3. Change in Control. Notwithstanding the foregoing, for each Non-Employee Director who remains in Continuous Service as of, or immediately prior to, a Change in Control, the equity awards that were granted pursuant to this Policy will become fully vested immediately prior to such Change in Control.
|III.||Non-Employee Director Compensation Limit|
Notwithstanding anything herein to the contrary, the cash compensation and equity compensation that each Non-Employee Director is entitled to receive under this Policy shall be subject to the limits set forth in Section 3(d) of the Plan.
|IV.||Ability to Decline Compensation|
A Non-Employee Director may decline all or any portion of his or her compensation under this Policy by giving notice to the Company prior to the date such cash is earned or such equity awards are to be granted, as the case may be.

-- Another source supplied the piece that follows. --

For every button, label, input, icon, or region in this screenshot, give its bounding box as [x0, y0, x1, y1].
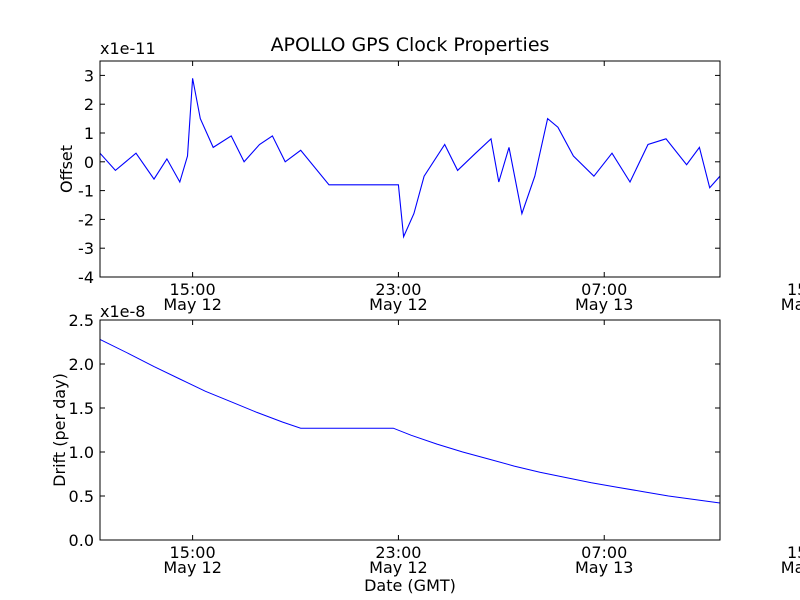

The Company will reimburse each Non-Employee Director for ordinary, necessary and reasonable out-of-pocket travel expenses to cover in-person attendance at and participation in Board and committee meetings; provided, that the Non-Employee Director timely submits to the Company appropriate documentation substantiating such expenses in accordance with the Company’s travel and expense policy, as in effect from time to time.